TORONTO (miningweekly.com) – Global gold production from mines will continue to decline, as the gold industry battles maturing mines, a scarcity of new discoveries and longer permitting and construction times for new projects, the CEO of the world's biggest gold miner said on Wednesday. “The gold industry needs to replace almost 100-million ounces of reserves per year, and clearly this has not been happening,” Barrick Gold chief Aaron Regent said at the company's annual shareholders meeting in Toronto. Gold mine supply has been on a downward trend since 2001, despite a more than tripling of the gold price, and this trend is likely to continue, he said.
New projects can take as long as seven to ten years to bring online, compared with just three to five years in the past, Regent said.
Several gold projects around the world have also been put on ice because of ballooning capital costs and difficulties raising finance.
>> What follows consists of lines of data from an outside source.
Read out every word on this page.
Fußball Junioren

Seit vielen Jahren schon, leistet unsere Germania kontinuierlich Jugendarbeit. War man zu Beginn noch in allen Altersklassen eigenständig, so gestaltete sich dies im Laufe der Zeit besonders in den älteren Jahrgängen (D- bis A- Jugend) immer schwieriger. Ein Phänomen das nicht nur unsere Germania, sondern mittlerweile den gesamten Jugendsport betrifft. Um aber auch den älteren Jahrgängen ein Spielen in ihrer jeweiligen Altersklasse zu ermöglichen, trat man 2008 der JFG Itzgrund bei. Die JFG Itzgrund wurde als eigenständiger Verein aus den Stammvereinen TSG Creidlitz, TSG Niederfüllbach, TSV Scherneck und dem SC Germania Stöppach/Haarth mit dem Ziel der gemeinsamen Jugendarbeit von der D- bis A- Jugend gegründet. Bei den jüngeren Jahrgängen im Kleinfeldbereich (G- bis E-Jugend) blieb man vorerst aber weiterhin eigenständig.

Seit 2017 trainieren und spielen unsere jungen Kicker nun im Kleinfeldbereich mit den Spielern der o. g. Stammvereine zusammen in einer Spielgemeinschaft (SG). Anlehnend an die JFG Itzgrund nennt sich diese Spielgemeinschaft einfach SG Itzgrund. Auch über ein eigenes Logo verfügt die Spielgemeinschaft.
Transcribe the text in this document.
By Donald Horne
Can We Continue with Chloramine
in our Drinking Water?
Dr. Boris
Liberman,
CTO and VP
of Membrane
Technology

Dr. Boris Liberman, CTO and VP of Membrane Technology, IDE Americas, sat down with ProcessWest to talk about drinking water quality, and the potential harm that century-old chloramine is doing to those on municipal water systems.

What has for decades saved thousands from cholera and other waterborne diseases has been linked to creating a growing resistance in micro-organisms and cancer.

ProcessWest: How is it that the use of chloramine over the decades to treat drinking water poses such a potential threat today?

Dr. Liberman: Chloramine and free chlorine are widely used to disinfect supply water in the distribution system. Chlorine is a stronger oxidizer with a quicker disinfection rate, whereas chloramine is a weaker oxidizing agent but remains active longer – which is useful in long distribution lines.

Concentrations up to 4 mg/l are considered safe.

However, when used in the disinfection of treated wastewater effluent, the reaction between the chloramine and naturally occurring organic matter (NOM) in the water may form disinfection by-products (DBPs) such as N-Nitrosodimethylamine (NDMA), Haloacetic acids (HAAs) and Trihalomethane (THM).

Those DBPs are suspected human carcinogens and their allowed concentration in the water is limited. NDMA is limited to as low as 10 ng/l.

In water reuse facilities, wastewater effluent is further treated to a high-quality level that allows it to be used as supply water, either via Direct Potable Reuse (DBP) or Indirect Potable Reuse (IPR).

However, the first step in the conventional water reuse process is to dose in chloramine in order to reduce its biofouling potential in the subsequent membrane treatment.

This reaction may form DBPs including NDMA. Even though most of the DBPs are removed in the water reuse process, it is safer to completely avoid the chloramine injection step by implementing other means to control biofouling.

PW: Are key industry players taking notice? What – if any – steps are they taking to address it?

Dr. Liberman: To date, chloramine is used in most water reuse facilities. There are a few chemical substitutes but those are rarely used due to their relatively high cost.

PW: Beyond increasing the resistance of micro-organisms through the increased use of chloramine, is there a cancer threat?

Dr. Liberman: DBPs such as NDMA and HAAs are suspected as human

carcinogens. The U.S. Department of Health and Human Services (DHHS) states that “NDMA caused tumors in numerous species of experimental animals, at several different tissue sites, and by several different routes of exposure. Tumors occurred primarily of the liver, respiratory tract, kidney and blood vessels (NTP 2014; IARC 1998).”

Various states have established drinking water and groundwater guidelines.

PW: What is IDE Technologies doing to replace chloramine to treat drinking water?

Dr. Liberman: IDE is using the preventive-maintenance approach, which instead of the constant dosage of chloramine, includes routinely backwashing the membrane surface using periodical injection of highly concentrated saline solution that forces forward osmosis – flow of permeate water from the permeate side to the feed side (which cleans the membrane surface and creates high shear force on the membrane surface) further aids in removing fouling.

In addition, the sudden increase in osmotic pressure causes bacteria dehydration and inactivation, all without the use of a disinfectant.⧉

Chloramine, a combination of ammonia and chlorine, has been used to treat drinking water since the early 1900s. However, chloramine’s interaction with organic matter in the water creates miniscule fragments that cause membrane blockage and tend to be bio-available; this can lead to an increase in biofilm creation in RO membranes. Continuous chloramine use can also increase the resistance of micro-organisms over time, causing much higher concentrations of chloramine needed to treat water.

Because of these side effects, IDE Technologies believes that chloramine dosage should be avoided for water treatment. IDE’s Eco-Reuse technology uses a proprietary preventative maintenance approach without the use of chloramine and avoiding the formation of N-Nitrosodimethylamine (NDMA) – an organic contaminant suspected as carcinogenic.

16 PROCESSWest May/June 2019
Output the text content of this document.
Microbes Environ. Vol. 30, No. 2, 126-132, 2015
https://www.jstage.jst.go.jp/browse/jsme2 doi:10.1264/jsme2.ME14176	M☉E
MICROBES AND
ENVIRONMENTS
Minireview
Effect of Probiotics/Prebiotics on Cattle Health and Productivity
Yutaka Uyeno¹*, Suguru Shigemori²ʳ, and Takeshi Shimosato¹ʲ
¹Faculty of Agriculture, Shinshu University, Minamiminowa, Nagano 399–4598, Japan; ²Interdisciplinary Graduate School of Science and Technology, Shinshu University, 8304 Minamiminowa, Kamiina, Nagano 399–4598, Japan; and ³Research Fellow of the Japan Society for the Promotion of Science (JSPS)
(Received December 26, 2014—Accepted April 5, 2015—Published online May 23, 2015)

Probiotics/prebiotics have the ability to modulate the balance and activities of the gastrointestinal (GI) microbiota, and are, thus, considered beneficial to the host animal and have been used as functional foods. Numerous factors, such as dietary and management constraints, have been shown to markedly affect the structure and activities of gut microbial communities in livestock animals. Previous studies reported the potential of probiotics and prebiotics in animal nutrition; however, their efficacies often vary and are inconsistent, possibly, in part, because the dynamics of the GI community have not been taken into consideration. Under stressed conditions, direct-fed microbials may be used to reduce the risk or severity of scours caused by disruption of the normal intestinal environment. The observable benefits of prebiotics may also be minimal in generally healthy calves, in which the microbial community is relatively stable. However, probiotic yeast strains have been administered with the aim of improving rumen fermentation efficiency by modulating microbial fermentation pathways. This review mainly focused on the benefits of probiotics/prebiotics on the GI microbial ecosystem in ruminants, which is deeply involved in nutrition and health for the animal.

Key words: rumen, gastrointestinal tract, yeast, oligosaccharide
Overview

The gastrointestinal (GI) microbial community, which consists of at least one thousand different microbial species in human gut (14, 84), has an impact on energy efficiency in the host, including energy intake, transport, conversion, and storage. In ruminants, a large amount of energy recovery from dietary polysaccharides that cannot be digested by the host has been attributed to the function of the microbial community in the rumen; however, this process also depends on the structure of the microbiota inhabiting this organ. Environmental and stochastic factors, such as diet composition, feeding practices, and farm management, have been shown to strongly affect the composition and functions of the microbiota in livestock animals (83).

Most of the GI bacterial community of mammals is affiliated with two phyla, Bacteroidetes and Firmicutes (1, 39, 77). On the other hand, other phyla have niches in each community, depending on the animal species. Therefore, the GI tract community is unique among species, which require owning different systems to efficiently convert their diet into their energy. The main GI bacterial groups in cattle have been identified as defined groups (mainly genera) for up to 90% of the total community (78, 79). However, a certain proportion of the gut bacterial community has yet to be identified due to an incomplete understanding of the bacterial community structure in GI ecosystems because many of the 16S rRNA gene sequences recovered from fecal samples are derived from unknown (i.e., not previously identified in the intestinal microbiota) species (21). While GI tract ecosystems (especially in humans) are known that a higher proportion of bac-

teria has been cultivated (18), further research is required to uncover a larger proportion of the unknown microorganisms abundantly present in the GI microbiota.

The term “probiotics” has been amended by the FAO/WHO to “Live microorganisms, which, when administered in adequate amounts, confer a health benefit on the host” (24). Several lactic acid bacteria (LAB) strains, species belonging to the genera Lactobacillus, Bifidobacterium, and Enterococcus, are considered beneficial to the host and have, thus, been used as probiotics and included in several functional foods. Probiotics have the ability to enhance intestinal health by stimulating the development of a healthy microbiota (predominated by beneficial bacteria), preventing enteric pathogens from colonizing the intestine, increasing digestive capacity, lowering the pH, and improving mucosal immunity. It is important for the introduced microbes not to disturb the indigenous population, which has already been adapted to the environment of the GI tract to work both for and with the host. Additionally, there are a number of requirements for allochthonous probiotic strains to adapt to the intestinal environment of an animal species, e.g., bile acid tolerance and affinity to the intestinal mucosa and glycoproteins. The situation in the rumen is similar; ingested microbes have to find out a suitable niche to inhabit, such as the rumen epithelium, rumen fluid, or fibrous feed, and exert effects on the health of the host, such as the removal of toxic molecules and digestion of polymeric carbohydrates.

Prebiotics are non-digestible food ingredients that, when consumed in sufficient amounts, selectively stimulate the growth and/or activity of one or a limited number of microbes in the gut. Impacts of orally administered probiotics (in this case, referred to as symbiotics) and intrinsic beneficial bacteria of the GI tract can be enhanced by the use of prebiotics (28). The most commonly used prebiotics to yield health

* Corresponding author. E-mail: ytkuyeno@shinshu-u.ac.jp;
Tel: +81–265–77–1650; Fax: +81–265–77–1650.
Global gold mine production contracted almost 3% last year, to its lowest level in 12 years, according to consultancy GFMS.
"The fact that it is getting harder to finance gold mines, it is clearly more difficult to find, permit and build the mines - they are more expensive and it takes longer - means that supply is likely to decline more than people think," Barrick CFO Jamie Sokalsky told analyst on a conference call later in the day.
DEMAND
With gold supply dwindling, demand for the yellow metal, especially from investors and possibly as a result of central back buying, can be expected to continue to grow, Regent said.
The financial crisis, and government actions to stabilise the global economy, have helped gold to reassert itself as “an attractive financial asset, as a store of value, a safehaven and an alternative to currency, stocks and bonds”.
Exchange-traded funds have attracted a whole new group of gold investors, which have steadily increased their holdings in the yellow metal, despite investors' need for liquidity over the past year.
“And there is good reason to believe that the investment in gold ETFs will continue its uptrend.”
Gold demand could also be significantly boosted by a move by central banks to diversify their reserves, Regent said.
“The concentration of US dollar reserves is high, and actions by central bankers imply that they are rethinking their portfolio strategies are are starting to diversify their holdings.”
Gold sales by Central Bank Gold Agreement signatories slowed last year, and there has been evidence of central banks in countries like Russia and China buying gold.
On Friday, a Chinese official revealed that the nation had secretly increased its gold holdings by more than three quarters since 2003, to 1 054 t.
But gold still represents just around 1,5% of China's total reserves, Regent said.
“As a relatively small market, a small reallocation [by central banks] of investment to gold could have a large impact on demand.”